その横でレイジュはヨンジをギロっと睨んだ。
「あの子にこれを届けなさい。」
「っは。なんでおれが。」
「あの子はあなたの侍女でしょ?」
「このおれが召使いのためにそんなことをするわけないだろ。」
「やらないならあんたの食事に毒を混ぜちゃうから。」
「はっ、おれの身体に毒なんか効くか。」
「えぇ。でも数日間お腹を下すくらいのことはできるわ。オムツが手放せないくらいにね。」
「なっ……」
「そりゃ面白ェ!やれやれ!」
「お前もなかなか趣味が悪いぞ、レイジュ。」
ひとり楽しむニジ、そのやりとりに呆れるイチジ
嬉しそうに「いってらっしゃい」と
笑顔で手を振るレイジュを残し
ヨンジは仕方なくトレイを手に医務室へ向かった。
「なぜこの私がこんなことを……」
ブツブツと文句を言いながら
ぶつけようのない怒りを撒き散らすよう
乱暴に医務室のドアを開ける。
と、突然入ってきた王子の姿に
その場にいた医師や看護師たちは慌てた様子で
身なりを整え、整列した。
「ヨンジ様!?どうかなさいましたか!?」
「あの女は起きているか。」
「あの女とは…ミドリのことでしょうか。」
「どのベッドだ。」
シャッ、シャッと仕切りのカーテンを
躊躇なく次々に開けるヨンジに慌てて
看護師が一番奥のベッドを促した。
「ミドリはこちらです。が、まだ眠ってます。
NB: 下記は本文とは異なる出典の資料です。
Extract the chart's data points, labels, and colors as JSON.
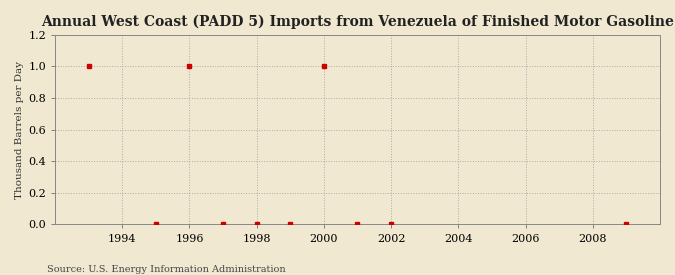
{
  "title": "Annual West Coast (PADD 5) Imports from Venezuela of Finished Motor Gasoline",
  "ylabel": "Thousand Barrels per Day",
  "source": "Source: U.S. Energy Information Administration",
  "background_color": "#f0e8d0",
  "plot_bg_color": "#f0e8d0",
  "xlim": [
    1992.0,
    2010.0
  ],
  "ylim": [
    0.0,
    1.2
  ],
  "yticks": [
    0.0,
    0.2,
    0.4,
    0.6,
    0.8,
    1.0,
    1.2
  ],
  "xticks": [
    1994,
    1996,
    1998,
    2000,
    2002,
    2004,
    2006,
    2008
  ],
  "x": [
    1993,
    1995,
    1996,
    1997,
    1998,
    1999,
    2000,
    2001,
    2002,
    2009
  ],
  "y": [
    1.0,
    0.0,
    1.0,
    0.0,
    0.0,
    0.0,
    1.0,
    0.0,
    0.0,
    0.0
  ],
  "marker_color": "#cc0000",
  "marker": "s",
  "marker_size": 3.5,
  "grid_color": "#aaaaaa",
  "grid_style": ":",
  "title_fontsize": 10,
  "ylabel_fontsize": 7.5,
  "tick_fontsize": 8,
  "source_fontsize": 7
}
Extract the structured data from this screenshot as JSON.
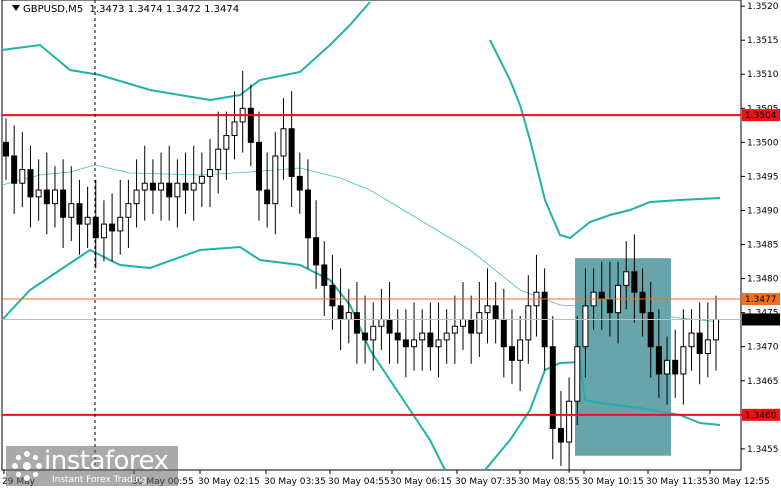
{
  "symbol_header": {
    "symbol": "GBPUSD,M5",
    "open": "1.3473",
    "high": "1.3474",
    "low": "1.3472",
    "close": "1.3474"
  },
  "y_axis": {
    "ticks": [
      "1.3520",
      "1.3515",
      "1.3510",
      "1.3505",
      "1.3500",
      "1.3495",
      "1.3490",
      "1.3485",
      "1.3480",
      "1.3475",
      "1.3470",
      "1.3465",
      "1.3460",
      "1.3455"
    ],
    "min": 1.34519,
    "max": 1.35209
  },
  "x_axis": {
    "ticks": [
      "29 May",
      "30 May 00:55",
      "30 May 02:15",
      "30 May 03:35",
      "30 May 04:55",
      "30 May 06:15",
      "30 May 07:35",
      "30 May 08:55",
      "30 May 10:15",
      "30 May 11:35",
      "30 May 12:55"
    ]
  },
  "levels": [
    {
      "label": "1.3504",
      "value": 1.3504,
      "color": "#ee1111",
      "kind": "resistance"
    },
    {
      "label": "1.3477",
      "value": 1.3477,
      "color": "#f07020",
      "kind": "mid"
    },
    {
      "label": "1.3460",
      "value": 1.346,
      "color": "#ee1111",
      "kind": "support"
    }
  ],
  "price_label": {
    "label": "1.3474",
    "value": 1.3474
  },
  "colors": {
    "band": "#20b2aa",
    "mid_band": "#40c0b8",
    "candle": "#000000",
    "zone": "#3c8c94",
    "background": "#ffffff"
  },
  "watermark": {
    "brand": "instaforex",
    "tagline": "Instant Forex Trading"
  },
  "chart_data": {
    "type": "candlestick",
    "indicators": [
      "Bollinger Bands"
    ],
    "highlight_zone": {
      "x_from": "30 May 08:55",
      "x_to": "30 May 11:35",
      "y_from": 1.3454,
      "y_to": 1.3483
    },
    "closes": [
      1.3498,
      1.3494,
      1.3496,
      1.3492,
      1.3493,
      1.3491,
      1.3493,
      1.3489,
      1.3491,
      1.3488,
      1.3489,
      1.3486,
      1.3488,
      1.3487,
      1.3489,
      1.3491,
      1.3493,
      1.3494,
      1.3493,
      1.3494,
      1.3492,
      1.3494,
      1.3493,
      1.3494,
      1.3495,
      1.3496,
      1.3499,
      1.3501,
      1.3503,
      1.3505,
      1.35,
      1.3493,
      1.3491,
      1.3498,
      1.3502,
      1.3495,
      1.3493,
      1.3486,
      1.3482,
      1.3479,
      1.3476,
      1.3474,
      1.3475,
      1.3472,
      1.3471,
      1.3473,
      1.3474,
      1.3472,
      1.3471,
      1.347,
      1.3471,
      1.3472,
      1.347,
      1.3471,
      1.3472,
      1.3473,
      1.3474,
      1.3472,
      1.3475,
      1.3476,
      1.3474,
      1.347,
      1.3468,
      1.3471,
      1.3476,
      1.3478,
      1.347,
      1.3458,
      1.3456,
      1.3462,
      1.347,
      1.3476,
      1.3478,
      1.3477,
      1.3475,
      1.3479,
      1.3481,
      1.3478,
      1.3475,
      1.347,
      1.3466,
      1.3468,
      1.3466,
      1.347,
      1.3472,
      1.3469,
      1.3471,
      1.3474
    ]
  }
}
」
「おい!起きろ!」
ベッド横の小さなテーブルにトレイを置くと
眠るミドリの頬をパシパシと叩く。
「ヨンジ様!おやめくださいませ!」
「私に食事を届けさせるとは何様だ、お前は!」
「ヨンジ様!」
「………っ…」
何度も頬を叩かれたミドリが
眉間に皺を寄せ、薄く目を開く。
「起きろ!クソ女が!」
「……サンジ…さま…?」
「サン……あァ!!?」
自分に向けられたまさかの言葉に
ヨンジはものすごい形相でミドリに詰め寄る。
「サンジさま……」
それに気づくこともなく
ミドリはもう一度その名を口にし、幸せそうに
力のない笑顔を向けて、また目を閉じてしまった。
「だっ…誰がサンジだァ!?ふざけやがって!!」
眠るミドリの胸ぐらを掴み上げると
隣にいた看護師が必死にヨンジを止めた。
「ヨンジ様!どうかおやめくださいませ!病人ですので!どうか!!」
「フン!!」
仕方なく乱暴に手を離すと
怒りそのままにベッドを離れる。
「このバカが起きたら伝えろ!!スープを届けてやったのは私だと!!必ずだ!!」
「か、かしこまりました。」
頭を下げる看護師たちの前で
壊れそうなほどの勢いでドアが閉じられた。